Minhyun'un gözlerden kaybolmasının ardından şaşkın bakışlar Taehyung'un yüzüne döndü. Sürü liderinin sözleri ortamda yer edinmiş herkesin aklını karıştırmıştı. En çokta Jungkook'un cevapları arayacak sabrı kalmamıştı. Hemen şimdi bir cevap istiyordu.

Taehyung üzgün bir şekilde iç çekti ve kaçınılmaz olan duruma bir son vermeye karar verdi artık. Bu savaşta kimsenin zarar görmemesini sağlamakla beraber, Jungkook'un intikamını da kendi alacaktı. Böylece biraz olsun onun huzura kavuşmasını istiyordu artık. Ağır adımlarla kendisine bakan gruba doğru yüzünü döndü.

"Alex, klan liderleriyle beraber eve dönün lütfen. Eminim Jungkook'un cevabını merak ettiği sorular vardır."

Alex hiç itiraz etmeden arabalarının olduğu alana doğru yürümeye başlamıştı bile. Merakla bakan Seokjin'i çekiştiren Yeol, dönen muhabbeti ne kadar çok bilmek isteseler de gitmek zorunda olduklarını biliyordu. Hoseok da Alex'le birlikte çoktan sessiz adımlarla dönmüştü.

Taehyung ve Jungkook etraflarının sık ağaçlarla çevrili olan açıklık ve yeşil alanda karşı karşıya duruyordu. İkisininde yüzleri ifadesizdi. Hafif bir rüzgar etraflarında dolanıp yüzlerini yalayarak geçtiğinde ikisininde saçları hafifçe rüzgarla dalgalanmıştı. Güneş tüm kızıllığıyla parlarken dakikalar sonra çoktan yerini aya bırakacağı bir konumdaydı.

Ne Jungkook ne de Taehyung bir an olsun bakışlarını birbirlerinden ayırmadılar.
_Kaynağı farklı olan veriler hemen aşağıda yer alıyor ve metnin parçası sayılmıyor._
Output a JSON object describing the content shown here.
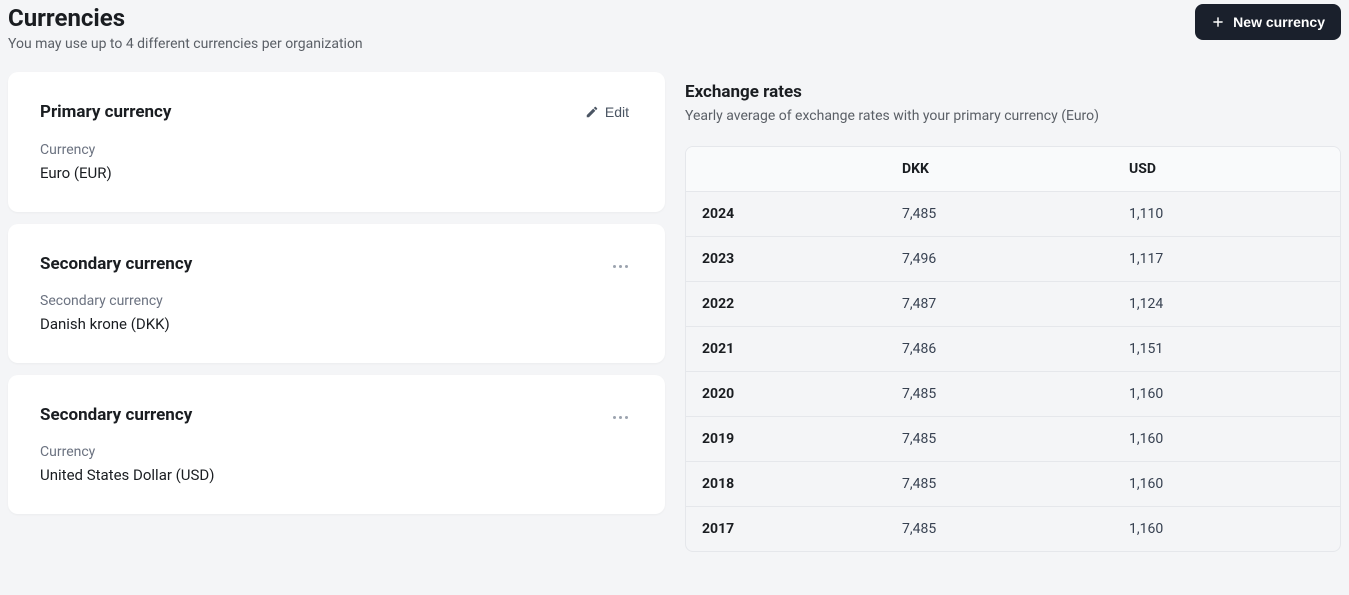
{
  "header": {
    "title": "Currencies",
    "subtitle": "You may use up to 4 different currencies per organization",
    "new_button": "New currency"
  },
  "primary_card": {
    "title": "Primary currency",
    "edit_label": "Edit",
    "field_label": "Currency",
    "field_value": "Euro (EUR)"
  },
  "secondary_cards": [
    {
      "title": "Secondary currency",
      "field_label": "Secondary currency",
      "field_value": "Danish krone (DKK)"
    },
    {
      "title": "Secondary currency",
      "field_label": "Currency",
      "field_value": "United States Dollar (USD)"
    }
  ],
  "rates": {
    "title": "Exchange rates",
    "subtitle": "Yearly average of exchange rates with your primary currency (Euro)",
    "columns": [
      "",
      "DKK",
      "USD"
    ],
    "rows": [
      {
        "year": "2024",
        "dkk": "7,485",
        "usd": "1,110"
      },
      {
        "year": "2023",
        "dkk": "7,496",
        "usd": "1,117"
      },
      {
        "year": "2022",
        "dkk": "7,487",
        "usd": "1,124"
      },
      {
        "year": "2021",
        "dkk": "7,486",
        "usd": "1,151"
      },
      {
        "year": "2020",
        "dkk": "7,485",
        "usd": "1,160"
      },
      {
        "year": "2019",
        "dkk": "7,485",
        "usd": "1,160"
      },
      {
        "year": "2018",
        "dkk": "7,485",
        "usd": "1,160"
      },
      {
        "year": "2017",
        "dkk": "7,485",
        "usd": "1,160"
      }
    ]
  }
}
Ne konuşuyor ne de bir harekette bulunuyorlardı. Sanki karşılarındaki eşsiz güzelliği biraz daha izleyebilmek için akıp giden zamana aldırış etmiyorlardı.

Alex'lerin arabayla çoktan eve vardıklarını hisseden Taehyung, Jungkook'a doğru bir adım atarak aralarındaki sessiz anlaşmayı bozdu. Bakışları Jungkook'un üzerinde ve gözlerinin derinliklerinde geziyordu.

Her seferinde bu bakışlarla içi titreyen Jungkook titrek bir nefes verdi. O an anladı ki, tüm bu inkar çabalarına rağmen hatta onun Edmon olduğunu bile bilmeden önce çoktan ona ruhunu teslim etmişti zaten. Jungkook Taehyung'a tamamen aşıktı. İçinde ki büyük boşluk biraz olsun onun varlığıyla doluyordu işte. Oysaki o her zaman bu boşluğun kayıp hafızasından dolayı olduğunu düşünürdü. Peki o zaman neden Taehyung bu boşluğa aitmiş gibi hissediyordu?

Tüm bu düşüncelerle boğuşurken Taehyung ona bir adım daha yaklaştı. Şimdi aralarında çok az bir mesafe kalmıştı.

"Jungkook, sana geçmişini geri vereceğim. Fakat bu biraz acılı olabilir. Hem zihnen hem bedenen... Yaşadıklarını nasıl karşılayacağını bilmiyorum. Belki beni asla affetmeyeceksin..."

Taehyung'un sesi hafifçe titrerken Jungkook bunun bir ilk olduğunu düşünüyordu. Her zaman sert ve net konuşan Taehyung sanki ilk kez bu kadar aciz görünüyordu. Jungkook istemsiz bir şekilde tekrar kendinden izinsiz hareket eden bedeniyle Taehyung'u kucakladı.

Taehyung büyümüş gözleriyle şaşkınlıkla Jungkook'a bakarken, o çok sakin görünüyordu.

"Taehyung, seni ilk defa öptüğüm zamanı hatırlıyor musun? Atmayan kalbim, ondan daha öncesinde, belki de seni ilk gördüğüm anda senin olmuştu zaten. Ne öncesinde yaşadıklarım nede senin bu ulvi gücün bunun ötesine geçemez. Benim sonsuzluğum sana ait."

Taehyung Jungkook'un duygu yüklü sesiyle duyduğu nazik sözlerden sonra gözünden akan bir damla yaşa mani olamadı. Jungkook'un kollarından ayrılarak bir adım geri attı ve bulanıklaşan görüşüyle gözlerini onun gözlerine sabitledi.